Si possono prendere in considerazione due misure della volatilità di un mercato azionario, quella implicita e quella realizzata. La prima tipologia misura il nervosismo degli acquirenti/venditori intenzionali, la seconda tipologia misura il nervosismo degli acquirenti/venditori reali. Un confronto tra l’andamento dei due valori può fornire qualche indicazione sul comportamento degli investitori in questo particolare momento.

Esiste una chiara differenza tra investitori reali e intenzionali. I primi si possono definire genericamente investitori di lungo periodo, attenti alla scelta delle asset class da inserire nei portafogli in funzione dei rendimenti attesi. In linea di principio questa tipologia di investitori dovrebbe essere caratterizzata da una elevata stabilità delle posizioni di portafoglio. La misura del loro nervosismo può essere calcolata sulla base delle oscillazioni dei prezzi cosiddetti ‘close-to-close’ ovvero come confronto tra le oscillazioni dei prezzi effettivi di fine giornata rispetto al giorno precedente.

La seconda categoria di investitori, gli intenzionali, tende ad agire sfruttando la possibilità di realizzare sovra rendimenti rispetto agli investitori reali tramite l’utilizzo di contratti di acquisto e vendita a breve termine (cosiddette opzioni). Infatti, il loro nervosismo viene misurato sui prezzi delle opzioni di acquisto e vendita durante la giornata, contratti che in gran parte non si realizzano ma sono solo, appunto, intenzionali.

La maggiore stabilità di comportamento degli investitori reali rispetto a quelli intenzionali sembra essere confermata dalla differenza storica tra le rispettive volatilità. Prendendo in considerazione l’indice americano S&P500 si ricava che dal 1986 ad oggi la volatilità mediana degli investitori intenzionali è stata 18, quella degli investitori reali 13, con una differenza di 5 punti. Il valore della volatilità mediana degli investitori reali dal 1928 ad oggi risulta leggermente inferiore, 12 (non esiste una misura precedente al 1986 della volatilità degli investitori intenzionali).

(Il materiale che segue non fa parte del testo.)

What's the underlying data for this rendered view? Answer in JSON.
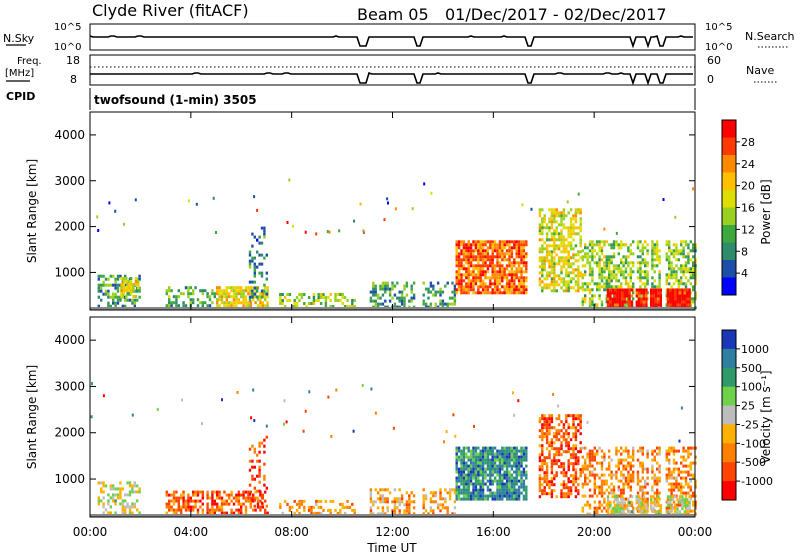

Come si vede dal grafico, nel mese di marzo la volatilità reale dell’indice S&P500 ha superato quella intenzionale stabilmente, segnalando una situazione di effettiva difficoltà da parte degli investitori reali nel trovare un punto di equilibrio rispetto alla crisi innescata dal coronavirus. Sebbene il valore di picco non abbia superato gli 80 punti dell’ottobre 1987 appare evidente che la distanza tra i due indicatori conferma, se mai ce ne fosse stato bisogno, le attuali difficoltà del mercato azionario americano.